The pitch programme is very simple: I give the programme the start and end time as well as the pitch angle, and the autopilot commands the pitch to move from 0° to the target angle over the duration of the programme. Finding the angle, start time and duration is trickier, and so far I’ve always started with a programme pitching by 12° from ~T+20s to ~T+50s. From there, the only method I have is trial and error. As a rule of thumb, a vehicle with more power or going to a lower orbit will start the pitch kick earlier, and pitch harder (my Atlas V look-alike with four solid boosters pitches by 28° from T+4s to T+30s on launches to 130km*130km orbits).

A good sign that I’ve found a good pitch programme is when the second stage corrects very little its attitude when closed-loop guidance kicks in. In the future, I want to write a simulation tool that runs multiple iterations to try and find the optimum pitch programme (probably by minimising propellant use in the upper stage).

Can this take a rocket to an arbitrary orbit at any inclination?

It can, with a few constraints. The obvious one is that you can’t reach an inclination lower than the launch site’s latitude, but it shouldn’t be an issue in stock KSP since the space centre is located spot on the equator.

Inclination targeting is pretty tricky. The first version of the code would just compute a launch azimuth from the target inclination and just go with the velocity vector after the pitch and roll programme. The current version uses a modified version of BriarAndRye’s instantaneous azimuth calculations: the function returns the heading to burn at to reach the exact inclination by the time the upper stage reaches orbit insertion.

As far as orbit altitude is concerned, it depends a lot on the rocket, how much fuel the upper stage carries, and the upper stage’s thrust/weight ratio. as in real life, most launches target a low periapsis and an apoapsis close to the target orbit’s.

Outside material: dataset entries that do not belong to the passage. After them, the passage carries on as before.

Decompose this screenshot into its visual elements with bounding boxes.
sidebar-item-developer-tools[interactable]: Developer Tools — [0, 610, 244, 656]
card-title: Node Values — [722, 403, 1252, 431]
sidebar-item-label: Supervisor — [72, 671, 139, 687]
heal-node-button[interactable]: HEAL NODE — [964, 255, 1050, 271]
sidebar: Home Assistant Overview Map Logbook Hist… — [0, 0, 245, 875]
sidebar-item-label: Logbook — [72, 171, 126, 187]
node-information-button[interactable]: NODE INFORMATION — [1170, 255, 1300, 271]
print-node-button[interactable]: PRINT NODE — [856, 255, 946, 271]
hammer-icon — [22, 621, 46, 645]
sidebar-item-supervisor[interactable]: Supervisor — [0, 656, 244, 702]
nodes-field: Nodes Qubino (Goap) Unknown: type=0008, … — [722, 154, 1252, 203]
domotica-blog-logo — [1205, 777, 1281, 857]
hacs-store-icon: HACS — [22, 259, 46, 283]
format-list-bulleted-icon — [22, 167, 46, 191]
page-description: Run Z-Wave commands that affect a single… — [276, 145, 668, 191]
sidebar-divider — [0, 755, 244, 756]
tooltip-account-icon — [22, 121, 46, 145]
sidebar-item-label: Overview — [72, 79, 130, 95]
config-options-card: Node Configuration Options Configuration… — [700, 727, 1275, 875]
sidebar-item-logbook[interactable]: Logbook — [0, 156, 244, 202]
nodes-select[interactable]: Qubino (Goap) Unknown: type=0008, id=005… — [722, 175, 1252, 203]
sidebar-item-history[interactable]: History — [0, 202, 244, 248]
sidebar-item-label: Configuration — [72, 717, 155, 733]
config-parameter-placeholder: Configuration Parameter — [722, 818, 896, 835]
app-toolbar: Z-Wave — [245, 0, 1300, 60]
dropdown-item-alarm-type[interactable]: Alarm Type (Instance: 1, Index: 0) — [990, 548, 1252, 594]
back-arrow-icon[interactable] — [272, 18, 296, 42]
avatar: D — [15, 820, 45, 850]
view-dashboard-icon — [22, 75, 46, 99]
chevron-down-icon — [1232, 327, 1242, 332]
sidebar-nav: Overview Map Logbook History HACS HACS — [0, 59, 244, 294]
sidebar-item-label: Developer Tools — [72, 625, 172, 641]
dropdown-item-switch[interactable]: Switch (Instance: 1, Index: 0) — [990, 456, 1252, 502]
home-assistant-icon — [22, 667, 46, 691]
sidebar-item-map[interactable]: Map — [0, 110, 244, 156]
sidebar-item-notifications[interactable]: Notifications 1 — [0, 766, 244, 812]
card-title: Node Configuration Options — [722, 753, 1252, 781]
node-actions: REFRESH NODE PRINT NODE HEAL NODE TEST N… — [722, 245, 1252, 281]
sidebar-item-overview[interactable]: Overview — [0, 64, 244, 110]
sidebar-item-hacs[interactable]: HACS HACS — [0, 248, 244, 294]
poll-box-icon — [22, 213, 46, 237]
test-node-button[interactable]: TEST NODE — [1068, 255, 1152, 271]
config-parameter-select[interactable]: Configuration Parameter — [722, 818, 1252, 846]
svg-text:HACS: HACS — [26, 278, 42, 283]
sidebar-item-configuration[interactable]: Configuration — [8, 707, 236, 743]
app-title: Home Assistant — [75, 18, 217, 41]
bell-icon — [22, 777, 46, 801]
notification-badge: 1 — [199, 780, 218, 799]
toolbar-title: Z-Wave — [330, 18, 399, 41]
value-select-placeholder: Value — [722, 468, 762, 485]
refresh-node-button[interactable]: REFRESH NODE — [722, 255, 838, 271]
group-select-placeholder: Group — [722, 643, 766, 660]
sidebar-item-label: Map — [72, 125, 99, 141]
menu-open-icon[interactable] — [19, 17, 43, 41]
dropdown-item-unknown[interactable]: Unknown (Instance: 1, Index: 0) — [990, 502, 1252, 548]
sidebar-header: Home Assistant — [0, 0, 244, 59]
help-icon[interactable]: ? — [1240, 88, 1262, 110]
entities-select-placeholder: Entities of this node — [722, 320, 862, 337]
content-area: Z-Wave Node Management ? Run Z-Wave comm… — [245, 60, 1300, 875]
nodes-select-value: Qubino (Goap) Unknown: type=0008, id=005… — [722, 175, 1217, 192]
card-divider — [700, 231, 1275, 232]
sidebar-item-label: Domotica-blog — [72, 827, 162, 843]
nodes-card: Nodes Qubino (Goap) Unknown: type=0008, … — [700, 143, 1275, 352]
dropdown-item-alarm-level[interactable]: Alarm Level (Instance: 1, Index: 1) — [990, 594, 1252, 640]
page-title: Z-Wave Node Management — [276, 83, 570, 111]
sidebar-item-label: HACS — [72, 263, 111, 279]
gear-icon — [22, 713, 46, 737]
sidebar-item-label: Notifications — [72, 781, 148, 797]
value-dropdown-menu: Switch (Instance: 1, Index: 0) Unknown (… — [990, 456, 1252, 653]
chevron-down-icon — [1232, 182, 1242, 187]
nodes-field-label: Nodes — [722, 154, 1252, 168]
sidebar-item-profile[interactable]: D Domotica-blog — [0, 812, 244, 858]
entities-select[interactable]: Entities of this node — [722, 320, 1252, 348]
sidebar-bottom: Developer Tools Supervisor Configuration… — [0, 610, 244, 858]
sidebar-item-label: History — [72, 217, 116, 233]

If needed, the upper stage can finalise the orbit with a second burn, or let the spacecraft handle it.

Could you share your code?

You can download the three files (PEG & Launch library, inclination control and an example rocket script). It’s ugly and full of global variables (I should really do something about that) but it works. And seeing your upper stage guide itself pulling the same moves at Atlas V’s Centaur is pretty cool.